Continuous streaming from the microphone or from a WAV file played back as if it were live. Audio is sliced into speech regions by a neural VAD and transcripts are printed as soon as each segment closes.

# Live mic (Ctrl-C to stop)
python asr/asr-online.py \
    --model funasr-nano.gguf \
    --vad silero-vad.gguf \
    --vad-threshold 0.5

# 2-pass mode — emit CTC immediately, then LLM-rescored line on the next row
python asr/asr-online.py --model funasr-nano.gguf --vad silero-vad.gguf --two-pass

# Replay a WAV file as a stream (no mic needed)
python asr/asr-online.py --model funasr-nano.gguf --vad silero-vad.gguf \
    --simulate test.wav --simulate-realtime

# List input devices and exit
python asr/asr-online.py --model x --vad y --list-devices

Notes:

  • VAD always runs at 16 kHz. If the ASR model uses a different sample rate the segment is resampled before being pushed to ASR — both VAD and ASR work in parallel for this reason.
  • --two-pass and --no-llm are mutually exclusive.
  • A rolling 60-second 16 kHz buffer is kept so segments can be sliced out of history once the VAD closes them.

TTS

Offline — tts/tts-offline.py

Synthesize a sentence and write a WAV. Works with OmniVoice and OpenVoice2.

# Basic (built-in voice description)
python tts/tts-offline.py --model omnivoice.gguf --text "Hello world" --output out.wav

# Tune voice / language / seed / diffusion steps (OmniVoice knobs)
python tts/tts-offline.py --model omnivoice.gguf \
    --text "你好世界" --lang Chinese --instruct "female" \
    --seed 7 --n-steps 16

# Voice cloning — supply a reference clip and its transcript
python tts/tts-offline.py --model omnivoice.gguf \
    --text "This is a cloned voice." \
    --ref reference.wav --ref-text "Transcript of the reference clip." \
    --output cloned.wav

Streaming — tts/tts-streaming.py

Consume PCM chunk-by-chunk as the model produces them — useful for pipelined playback or pushing to another consumer (WebSocket, ffmpeg, etc.).

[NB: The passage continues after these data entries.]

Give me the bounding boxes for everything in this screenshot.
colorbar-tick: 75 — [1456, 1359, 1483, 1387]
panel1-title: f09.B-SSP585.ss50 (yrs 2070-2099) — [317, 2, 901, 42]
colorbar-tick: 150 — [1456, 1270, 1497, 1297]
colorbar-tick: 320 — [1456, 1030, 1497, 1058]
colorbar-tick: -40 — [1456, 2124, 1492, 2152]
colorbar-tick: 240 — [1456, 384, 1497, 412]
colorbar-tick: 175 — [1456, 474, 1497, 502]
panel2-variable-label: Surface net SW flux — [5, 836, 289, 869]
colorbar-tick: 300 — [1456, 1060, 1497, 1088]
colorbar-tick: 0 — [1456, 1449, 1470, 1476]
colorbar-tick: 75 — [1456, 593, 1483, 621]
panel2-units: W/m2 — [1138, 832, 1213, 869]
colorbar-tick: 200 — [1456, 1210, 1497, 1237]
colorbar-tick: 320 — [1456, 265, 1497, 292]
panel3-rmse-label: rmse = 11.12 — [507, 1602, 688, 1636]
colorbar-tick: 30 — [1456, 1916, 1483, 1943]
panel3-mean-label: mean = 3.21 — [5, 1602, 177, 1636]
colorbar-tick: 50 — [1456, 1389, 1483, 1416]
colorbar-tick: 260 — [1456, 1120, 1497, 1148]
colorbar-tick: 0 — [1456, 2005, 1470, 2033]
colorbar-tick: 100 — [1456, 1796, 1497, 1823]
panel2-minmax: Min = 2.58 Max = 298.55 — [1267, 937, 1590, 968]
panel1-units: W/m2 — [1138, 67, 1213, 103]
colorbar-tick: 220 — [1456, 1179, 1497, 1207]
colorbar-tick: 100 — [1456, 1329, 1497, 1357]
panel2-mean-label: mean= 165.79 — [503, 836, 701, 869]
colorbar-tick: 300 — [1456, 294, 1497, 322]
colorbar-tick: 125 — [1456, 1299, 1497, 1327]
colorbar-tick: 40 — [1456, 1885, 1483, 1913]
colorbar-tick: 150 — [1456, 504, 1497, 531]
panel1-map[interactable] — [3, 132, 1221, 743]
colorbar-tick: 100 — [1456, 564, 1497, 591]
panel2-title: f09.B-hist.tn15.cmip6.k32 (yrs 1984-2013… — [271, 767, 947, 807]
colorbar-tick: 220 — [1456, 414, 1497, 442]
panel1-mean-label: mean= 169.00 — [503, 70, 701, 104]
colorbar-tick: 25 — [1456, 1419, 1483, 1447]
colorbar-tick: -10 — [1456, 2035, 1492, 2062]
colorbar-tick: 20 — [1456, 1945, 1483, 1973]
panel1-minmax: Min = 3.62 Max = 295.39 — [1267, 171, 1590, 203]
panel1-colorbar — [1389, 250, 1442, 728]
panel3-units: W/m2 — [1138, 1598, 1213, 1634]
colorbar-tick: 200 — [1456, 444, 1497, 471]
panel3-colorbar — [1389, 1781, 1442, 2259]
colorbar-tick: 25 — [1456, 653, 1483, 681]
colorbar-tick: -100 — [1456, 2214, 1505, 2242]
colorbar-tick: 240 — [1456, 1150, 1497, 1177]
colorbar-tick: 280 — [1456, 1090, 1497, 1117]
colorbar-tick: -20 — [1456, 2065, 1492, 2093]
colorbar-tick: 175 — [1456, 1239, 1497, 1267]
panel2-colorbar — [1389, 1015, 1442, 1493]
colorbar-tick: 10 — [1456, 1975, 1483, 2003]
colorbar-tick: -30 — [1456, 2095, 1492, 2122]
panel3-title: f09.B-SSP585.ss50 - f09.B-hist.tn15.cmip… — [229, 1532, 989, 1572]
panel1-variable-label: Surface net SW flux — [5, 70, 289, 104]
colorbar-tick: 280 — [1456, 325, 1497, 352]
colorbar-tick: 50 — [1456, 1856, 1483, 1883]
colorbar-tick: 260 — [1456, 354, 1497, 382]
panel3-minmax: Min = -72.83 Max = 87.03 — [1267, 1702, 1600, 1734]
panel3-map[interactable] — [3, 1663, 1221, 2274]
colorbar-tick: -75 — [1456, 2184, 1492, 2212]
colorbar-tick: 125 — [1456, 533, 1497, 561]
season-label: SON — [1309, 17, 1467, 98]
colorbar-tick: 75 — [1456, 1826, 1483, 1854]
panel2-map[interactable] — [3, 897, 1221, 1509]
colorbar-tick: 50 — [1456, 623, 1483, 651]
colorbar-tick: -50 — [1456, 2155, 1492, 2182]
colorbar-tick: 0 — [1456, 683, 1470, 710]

The full clip is still assembled and written to disk for verification.

python tts/tts-streaming.py --model omnivoice.gguf --text "Hello, streaming world"
python tts/tts-streaming.py --model omnivoice.gguf --text "你好" --lang Chinese --n-steps 16

Python API surface used here

Class / function Description
rapidspeech.asr_offline(model_path, n_threads, use_gpu) Load an offline ASR model
ctx.push_audio(pcm) / process() / get_text() Push float32 PCM, run inference, read text
ctx.set_use_llm(bool) / redecode() Toggle LLM rescoring + re-run decoder for 2-pass
ctx.set_user_input_prompt(str) / set_ctc_precheck(bool) Decoder knobs
rapidspeech.vad(model_path, n_threads, use_gpu) Load silero-vad / firered-vad
vad.push_audio / drain_segments / drain_frames / detect_full Streaming + one-shot VAD
rapidspeech.tts_synthesizer(model_path, …) Load a TTS model
tts.set_params / set_diffusion_steps OmniVoice knobs
tts.set_reference_audio / set_reference_text Voice cloning
tts.synthesize(text) / synthesize_streaming(text) Run synthesis (full / chunked)

See rapidspeech/python/pybind_rapidspeech.cpp for the full binding source.